Dahinya berkerut saat menyadari seseorang yang tengah berbaring di atas kasurnya.
"Mas Zyan?" ucapnya terkejut melihat sang suami tengah tertidur dengan bertelanjang d**a dan selimut yang hanya menutupi bagian bawah tubuhnya saja.
Perempuan itu tidak pernah berpikir jika ia akan bertemu Zyan di sana. Mungkin Zyan baru saja pulang dari luar kota, pikirnya. Tapi kenapa tidak langsung pulang ke rumah Renata saja? Entahlah, Freya juga masih bingung dan akan menanyakannya nanti.
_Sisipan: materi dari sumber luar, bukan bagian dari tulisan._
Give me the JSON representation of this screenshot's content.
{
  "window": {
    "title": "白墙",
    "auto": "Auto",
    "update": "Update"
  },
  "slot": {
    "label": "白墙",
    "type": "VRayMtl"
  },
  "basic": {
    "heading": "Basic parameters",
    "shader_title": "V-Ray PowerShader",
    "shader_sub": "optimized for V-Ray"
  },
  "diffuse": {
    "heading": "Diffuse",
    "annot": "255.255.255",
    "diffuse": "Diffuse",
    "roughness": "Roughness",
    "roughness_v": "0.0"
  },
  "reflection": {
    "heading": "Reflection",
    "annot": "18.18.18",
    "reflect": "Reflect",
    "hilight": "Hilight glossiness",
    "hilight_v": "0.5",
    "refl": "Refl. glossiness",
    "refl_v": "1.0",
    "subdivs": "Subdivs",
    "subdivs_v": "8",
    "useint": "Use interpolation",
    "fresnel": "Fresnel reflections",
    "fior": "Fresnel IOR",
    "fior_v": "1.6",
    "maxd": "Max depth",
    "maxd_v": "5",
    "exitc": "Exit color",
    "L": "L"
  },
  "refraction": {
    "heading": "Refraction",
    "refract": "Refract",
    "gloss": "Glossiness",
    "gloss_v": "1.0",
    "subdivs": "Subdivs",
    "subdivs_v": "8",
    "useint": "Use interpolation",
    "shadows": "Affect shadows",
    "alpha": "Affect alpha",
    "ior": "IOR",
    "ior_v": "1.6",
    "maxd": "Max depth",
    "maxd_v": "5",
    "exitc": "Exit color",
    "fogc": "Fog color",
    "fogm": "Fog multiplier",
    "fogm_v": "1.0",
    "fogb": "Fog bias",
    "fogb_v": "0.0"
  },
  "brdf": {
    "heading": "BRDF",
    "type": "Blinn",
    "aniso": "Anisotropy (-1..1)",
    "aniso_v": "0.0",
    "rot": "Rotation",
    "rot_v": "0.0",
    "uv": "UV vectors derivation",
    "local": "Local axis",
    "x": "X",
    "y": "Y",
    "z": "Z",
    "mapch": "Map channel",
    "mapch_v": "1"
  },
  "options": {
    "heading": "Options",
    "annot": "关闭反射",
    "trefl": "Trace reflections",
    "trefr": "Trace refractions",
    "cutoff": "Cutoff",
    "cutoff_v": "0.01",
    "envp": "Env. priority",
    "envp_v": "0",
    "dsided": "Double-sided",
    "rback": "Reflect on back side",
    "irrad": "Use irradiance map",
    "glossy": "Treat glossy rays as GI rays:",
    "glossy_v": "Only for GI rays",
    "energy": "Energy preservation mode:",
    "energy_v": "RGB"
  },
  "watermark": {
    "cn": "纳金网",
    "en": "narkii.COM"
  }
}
Freya berjalan mendekati Zyan, lalu menepuk pelan lengan Zyan. "Mas, bangun. Kamu kenapa di sini?" tanyanya.
Zyan tidak juga menjawab atau pun membuka matanya, ia hanya menggeliat beberapa kali sambil memeluk guling. Sampai akhirnya indera pendengaran Freya menangkap suara yang membuat matanya membulat sempurna.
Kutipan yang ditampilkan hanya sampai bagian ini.